キリキリソテーにうってつけの日

海外文学/世界文学の感想ブログ。

『可笑しい愛』ミラン・クンデラ

[笑えない悲しみ]
Milan Kundera Risibles Amours,1968.

可笑しい愛 (集英社文庫)

可笑しい愛 (集英社文庫)

私たちは目隠しをしたたま現在を横切る。私たちにできるのはせいぜい、自分が何を経験しつつあるのかを予感し、推察することぐらいだ。のちになって目隠しが解かれ、過去を検証するときになってやっと、私たちは自分がなにを経験したのかに気づき、その意味を理解するにすぎない。
(「誰も笑おうとしない」より)


 チェコの作家としては、日本ではカフカの次に有名であろうミラン・クンデラの初期短編集。クンデラの作品は非常に都会的だ。笑顔で容赦なく、しかもエレガントに人の心を暴いてくる。繊細な美学を持つ殺し屋か、手さばきの美しい外科医のような文体イメージ。
 本書では、冗談のつもりだったのにいつのまにか冗談ではなくなっているという悲喜劇が描かれる。そして性の歪み。自意識過剰。軽すぎる生。笑いきれないことの悲しみ。
 どれもこれも非常に美しく、苦い。以下、各編の一言感想。気に入ったものには*。


「誰も笑おうとしない」
 ちょっとした出来心で、「書く」といった論評を書かなかった大学教授が破滅するまで。クンデラの書くインテリはいい感じにイラっとくる。「嘘をクールにつきたい」あたりの自尊心を見ていると、もぞもぞする。「もし人間が人間なら、ただそれを笑うことしかできないでしょう」と彼は言った。けれど、誰も笑おうとはしない。あーあ。

「永遠の欲望という黄金の林檎」
 手段を目的とする、愚かな老人の楽しいナンパ計画。主人公のおじさんによる、イスカリオテのユダへの考察が面白い。ユダはイエスを信じすぎた。勝利を早めたいがために、イエスを目的としたのである。

「ヒッチハイクごっこ」
 彼と彼女の心のずれ。日常と違う刺激が欲しくての「ヒッチハイクごっこ」。しかし、男は自分の恋人が他の男にいい寄る演技を見て衝撃を受ける。恋人は、願望、抽象的な考え、信頼の産物に過ぎない。女性は自己を解放して、男は嫉妬の牢獄へと足を踏み入れる。

「シンポジウム」
 酒を飲んで性について語る、現代版『饗宴』。なんたる喜劇! いやあ、インテリの馬鹿っぷりをここまで書ききるとは、クンデラぐっじょぶ。すてきな名言が目白押し。
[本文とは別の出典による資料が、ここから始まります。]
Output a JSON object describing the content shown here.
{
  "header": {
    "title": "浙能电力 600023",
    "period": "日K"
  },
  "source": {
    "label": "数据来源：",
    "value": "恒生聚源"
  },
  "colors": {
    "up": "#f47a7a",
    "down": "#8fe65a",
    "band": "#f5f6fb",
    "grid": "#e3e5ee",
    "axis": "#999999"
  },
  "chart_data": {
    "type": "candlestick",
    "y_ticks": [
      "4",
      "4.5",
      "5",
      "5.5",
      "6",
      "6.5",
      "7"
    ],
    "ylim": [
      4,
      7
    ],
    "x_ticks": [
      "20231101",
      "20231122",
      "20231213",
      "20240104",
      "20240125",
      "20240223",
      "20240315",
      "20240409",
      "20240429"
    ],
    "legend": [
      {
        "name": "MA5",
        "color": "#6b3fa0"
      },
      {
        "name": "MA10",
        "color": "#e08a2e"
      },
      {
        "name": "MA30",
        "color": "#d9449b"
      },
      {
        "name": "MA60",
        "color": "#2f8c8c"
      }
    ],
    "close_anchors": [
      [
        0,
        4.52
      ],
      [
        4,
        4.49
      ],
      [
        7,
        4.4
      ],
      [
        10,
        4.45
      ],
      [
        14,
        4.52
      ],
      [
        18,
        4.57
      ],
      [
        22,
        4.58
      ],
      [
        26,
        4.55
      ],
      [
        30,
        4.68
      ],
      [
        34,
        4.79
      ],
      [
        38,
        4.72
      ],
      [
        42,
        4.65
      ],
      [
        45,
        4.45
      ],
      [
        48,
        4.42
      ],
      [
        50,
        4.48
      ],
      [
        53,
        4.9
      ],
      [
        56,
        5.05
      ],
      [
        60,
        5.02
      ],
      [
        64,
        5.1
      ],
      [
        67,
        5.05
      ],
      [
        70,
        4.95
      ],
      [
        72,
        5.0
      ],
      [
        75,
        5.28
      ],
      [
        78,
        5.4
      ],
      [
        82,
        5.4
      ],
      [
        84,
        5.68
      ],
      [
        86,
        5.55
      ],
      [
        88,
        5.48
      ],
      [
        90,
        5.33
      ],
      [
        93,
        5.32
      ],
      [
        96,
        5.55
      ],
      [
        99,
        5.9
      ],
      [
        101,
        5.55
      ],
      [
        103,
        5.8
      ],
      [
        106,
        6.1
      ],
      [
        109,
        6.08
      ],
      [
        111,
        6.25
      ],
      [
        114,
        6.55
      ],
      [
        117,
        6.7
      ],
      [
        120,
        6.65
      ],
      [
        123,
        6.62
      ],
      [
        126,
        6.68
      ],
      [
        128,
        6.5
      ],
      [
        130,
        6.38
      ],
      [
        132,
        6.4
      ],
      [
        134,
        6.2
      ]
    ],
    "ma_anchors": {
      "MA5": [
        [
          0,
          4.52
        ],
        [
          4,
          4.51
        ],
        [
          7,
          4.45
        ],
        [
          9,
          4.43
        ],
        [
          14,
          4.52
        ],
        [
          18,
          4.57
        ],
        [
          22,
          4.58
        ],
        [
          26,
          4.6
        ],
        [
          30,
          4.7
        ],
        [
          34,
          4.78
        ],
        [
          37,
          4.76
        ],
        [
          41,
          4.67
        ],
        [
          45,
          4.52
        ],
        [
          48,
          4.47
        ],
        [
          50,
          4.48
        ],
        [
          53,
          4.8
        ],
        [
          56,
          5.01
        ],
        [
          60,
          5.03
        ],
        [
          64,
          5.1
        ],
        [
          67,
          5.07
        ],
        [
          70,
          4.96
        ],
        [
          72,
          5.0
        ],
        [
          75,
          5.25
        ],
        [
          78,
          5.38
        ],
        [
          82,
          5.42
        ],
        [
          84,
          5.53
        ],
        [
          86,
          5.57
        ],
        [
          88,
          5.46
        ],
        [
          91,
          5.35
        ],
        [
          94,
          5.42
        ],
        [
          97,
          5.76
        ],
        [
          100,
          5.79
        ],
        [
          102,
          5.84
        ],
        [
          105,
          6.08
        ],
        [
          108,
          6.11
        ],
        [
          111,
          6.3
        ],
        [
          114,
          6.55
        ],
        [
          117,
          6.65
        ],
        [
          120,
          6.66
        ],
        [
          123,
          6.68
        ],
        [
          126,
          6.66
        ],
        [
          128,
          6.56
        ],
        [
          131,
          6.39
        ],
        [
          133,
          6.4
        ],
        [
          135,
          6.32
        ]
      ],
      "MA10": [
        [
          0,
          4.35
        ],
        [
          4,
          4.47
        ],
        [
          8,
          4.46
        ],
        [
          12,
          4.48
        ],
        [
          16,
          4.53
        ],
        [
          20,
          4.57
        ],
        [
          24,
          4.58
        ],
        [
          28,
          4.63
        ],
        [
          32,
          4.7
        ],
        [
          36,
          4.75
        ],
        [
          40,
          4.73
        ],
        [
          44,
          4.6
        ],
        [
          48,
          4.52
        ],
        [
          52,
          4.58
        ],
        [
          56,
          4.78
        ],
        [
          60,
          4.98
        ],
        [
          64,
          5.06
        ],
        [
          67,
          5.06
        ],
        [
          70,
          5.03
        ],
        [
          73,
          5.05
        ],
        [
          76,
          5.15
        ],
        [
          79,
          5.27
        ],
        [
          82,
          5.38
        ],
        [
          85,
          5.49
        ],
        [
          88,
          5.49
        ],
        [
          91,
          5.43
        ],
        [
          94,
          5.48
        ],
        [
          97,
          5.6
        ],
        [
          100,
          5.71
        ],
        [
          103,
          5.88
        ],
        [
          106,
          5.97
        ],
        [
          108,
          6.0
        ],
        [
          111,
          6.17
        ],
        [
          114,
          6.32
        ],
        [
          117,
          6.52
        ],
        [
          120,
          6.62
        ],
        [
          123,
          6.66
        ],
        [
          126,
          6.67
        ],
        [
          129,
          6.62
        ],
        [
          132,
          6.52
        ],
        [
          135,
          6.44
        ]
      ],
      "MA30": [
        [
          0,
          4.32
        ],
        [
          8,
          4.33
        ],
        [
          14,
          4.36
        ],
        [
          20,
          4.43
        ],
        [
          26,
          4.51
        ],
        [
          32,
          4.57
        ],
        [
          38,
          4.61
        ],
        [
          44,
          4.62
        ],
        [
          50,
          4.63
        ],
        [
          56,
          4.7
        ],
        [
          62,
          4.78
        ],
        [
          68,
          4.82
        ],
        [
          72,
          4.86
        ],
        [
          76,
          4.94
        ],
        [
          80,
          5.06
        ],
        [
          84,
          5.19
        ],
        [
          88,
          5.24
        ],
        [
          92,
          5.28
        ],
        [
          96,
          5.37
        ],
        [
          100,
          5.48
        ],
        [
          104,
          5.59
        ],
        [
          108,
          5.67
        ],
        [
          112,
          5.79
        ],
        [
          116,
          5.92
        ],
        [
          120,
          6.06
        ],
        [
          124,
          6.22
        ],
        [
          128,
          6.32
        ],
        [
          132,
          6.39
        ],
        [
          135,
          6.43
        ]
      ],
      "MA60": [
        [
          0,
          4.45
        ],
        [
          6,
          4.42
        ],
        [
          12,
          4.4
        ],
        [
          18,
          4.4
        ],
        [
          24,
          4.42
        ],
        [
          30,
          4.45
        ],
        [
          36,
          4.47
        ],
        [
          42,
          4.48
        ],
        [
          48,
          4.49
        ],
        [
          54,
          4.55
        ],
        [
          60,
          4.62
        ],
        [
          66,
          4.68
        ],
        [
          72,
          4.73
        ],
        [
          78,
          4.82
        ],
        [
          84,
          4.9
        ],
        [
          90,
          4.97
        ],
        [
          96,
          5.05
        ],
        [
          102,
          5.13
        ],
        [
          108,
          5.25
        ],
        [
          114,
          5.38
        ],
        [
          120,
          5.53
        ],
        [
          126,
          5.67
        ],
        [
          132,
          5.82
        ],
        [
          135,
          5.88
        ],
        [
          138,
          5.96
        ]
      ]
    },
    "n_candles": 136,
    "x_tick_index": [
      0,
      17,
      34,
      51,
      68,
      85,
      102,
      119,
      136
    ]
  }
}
「きみの乳房は5メートル離れたところにいる男にもふれそうになる!」
「ぼくを月と一緒にそっとしておいてください。ぼくもまたここに小便をしにきたのです」
「そういっているときの彼女の尻はもう尻ではなかった。悲しみそのもの、踊りながら部屋を横切る、みごとに形の整った悲しみだった」

 悲劇的な陽気さを持つ。なんだかすごく東欧らしい。

「老いた死者は若い死者に場所を譲れ」
 15年ぶりに会った年上の女性との語り合い。老いること、精力がそがれていくことの悲しみ。彼女を脱がすところを想像「できない」。思い出を後生大事にとっておく男性の姿をえぐり出す。

「ハヴェル先生の20年後」
 「シンポジウム」に登場したハヴェル先生のその後。美人の女優を妻にしたけれど。「老いた死者」と同様に、老いた男の悲しみを描く。

「エドワルドと神」
 愛しているなら体なんて求めないで! という女の子と、愛しているからこそなのに! という男の子の悲しき平行線。なんとなく『狭き門』を思い出した作品。最後に逆転するあたりがいかにも現代的だけど。


 7編それぞれが、適度な長さでしかも面白い。『存在の耐えられない軽さ』の冒頭、ニーチェの引用で「ああ、クンデラは向かない」と思った人は、まず本作から読んでみることをおすすめする。


recommend:
プラトン『饗宴』……酒を飲みながら性について語る。「シンポジウム」を読んで真っ先にこれを思い出した。
アンドレ・ジッド『狭き門』……愛しているがゆえに恋人を拒む女。